The show though, despite its incredible popularity, had the same issue – everybody was incredibly good looking while also being coincidentally very slim and toned.

… Which is of course a totally great and enviable way to be, but definitely not entirely representative of the general public of stunning people that are roaming around the world.

In the early 2000s, shows like these were the norm.

You’d have to look far and wide before you found a depiction of someone who didn’t have more two percent body fat or, god forbid, the hint of a back roll.

Now though, body positivity is all the rage.

Try scroll through the Instagram explore page and not see the odd post or 16 about how another blogger is tired of editing her photos, or how another woman wants to present a more realistic version of the female body.

You probably won’t be able to because presenting your flaws in an honest and open manner is on trend now – at least on social media.

Having a normal body is becoming an increasingly normal thing online, and thank god because there’d be no hope for so many of us if it wasn’t.

TV, on the other hand, doesn’t seem to be catching up as quickly.

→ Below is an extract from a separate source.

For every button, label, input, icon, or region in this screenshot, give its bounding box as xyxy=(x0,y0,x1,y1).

Survival of the Fittest is a show about surviving because you’re fit (and, let’s be honest, about people mauling each other in the African desert).

Being fit though – in every sense of the word – doesn’t necessarily mean that you can’t carry a bit of weight on you.

On one hand, it might be unfair to take Survival of the Fittest as the prime example of uninclusive TV that only serves to boost the egos of the rare few people who actually look like the contestants on the screen.

It’s not the first show to do this and it definitely won’t be last.

And then, on the other hand, there are only so many slim, ripped, and therefore beautiful people left to look at before we all get incredibly bored.